PLAY THE PROTAGONIST
Putting aside money, access and notoriety, the best part about playing the main character in a Hollywood flick has to be the guarantee that you're the best dressed person on set every day. While the boom mic operators, assistant DP's and best boys are forced to wear black you get to peacock around set in custom fitted jawnz. What a life.
The thing about this phenomenon is it doesn't stop when the camera go live; next time you're watching a movie and there's a scene that involves hundreds of extras, like an overhead shot of the lead walking through a crowded city or a hero's grand entrance in to a suave black tie event, take a look at what he or she is wearing. Nine times out of ten, she'll be the only one not adhering to a strict black and white monochrome dress code, and the tenth time you're watching a Bond movie. Once Sean Connery got ahold of that black and white suit, well, there isn't much a modern 007 can do to change Jimmy's iconic look.

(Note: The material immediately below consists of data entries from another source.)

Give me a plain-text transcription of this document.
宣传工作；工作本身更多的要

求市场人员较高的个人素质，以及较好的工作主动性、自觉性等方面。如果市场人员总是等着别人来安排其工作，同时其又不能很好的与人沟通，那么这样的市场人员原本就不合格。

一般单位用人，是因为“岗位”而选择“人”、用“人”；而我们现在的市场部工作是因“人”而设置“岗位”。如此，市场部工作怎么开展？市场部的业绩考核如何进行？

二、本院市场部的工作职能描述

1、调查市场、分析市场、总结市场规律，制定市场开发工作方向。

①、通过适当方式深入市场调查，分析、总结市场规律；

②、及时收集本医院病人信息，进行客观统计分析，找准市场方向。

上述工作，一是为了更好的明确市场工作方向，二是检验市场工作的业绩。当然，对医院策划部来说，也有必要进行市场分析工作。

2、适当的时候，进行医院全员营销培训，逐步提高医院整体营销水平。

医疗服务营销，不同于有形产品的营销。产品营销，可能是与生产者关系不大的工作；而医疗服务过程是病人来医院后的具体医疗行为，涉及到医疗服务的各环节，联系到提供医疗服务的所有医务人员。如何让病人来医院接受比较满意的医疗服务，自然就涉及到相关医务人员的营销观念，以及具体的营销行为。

But back to that non-Bond majority. The 'splash of color in muted sea of grey' aesthetic is the filmmakers are not-so-subtly signaling to you, "Yeah man, it's totally cool to more or less ignore all these other people, they're really nothing more than window dressing/human filler for this scene." And while this camera and costume work is an outstanding way to prompt your eyes to track Gal Gadot as she works her way through a party of evil German henchmen, it should also - maybe - make you ask the question, "When I pick out my clothes in the morning, why does my wardrobe look more like Generic Extra #7's than Wonder Woman's?"
You're the protagonist in your own life story. Shouldn't you start dressing the part, damn it?
Sure, the narrative of your biopic may hew closer to Groundhog Day than Wolf of Wall Street but that doesn't mean you have to dawn a standard-issue black overcoat for your daily commute instead of making the bolder choice to flex on your haters like Woody Harrelson in White Men Can't Jump. If you're worried that throwing on a pink, white or pastel blue coat is too much for you, flip your frame of reference: don't do it for you, do it for everyone else. Do you know how fucking boring it is to walk through a city filled with millions of people and have the whole place look like Pleasantville?
So just like the style god Nicholas Cage found a map to buried treasure on the back of the U.S. Declaration Independence, allow these Limited Edition Combat Smocks from Arktip to lead you on the path to a more colorful state of existence. Whether out for an evening on the town or picking up a head of lettuce at the grocery store, don't miss an opportunity to remind the the rest of us the world is your god damn stage.
Why: Bad news first: these jackets went quick, and as of publication most colors have only one size available, so we suggest you move with expedience. If you're lucky enough to snag one before they're gone you'll be getting an urban-ready, camouflage-inspired, "showerproof" - literally, that's the marketing word, you can stay dry in the shower with this thing - jacket with pockets to spare, that's made of 50/50 ripstop (so a single tear won't get spread in to something larger). Wear it by itself on warmer days or pair it with an Arktis fleece-lined Mammoth Shirt days when the temperature dips. And at less than two hundred bucks they're a steal - a small price to pay to stand out in any crowd.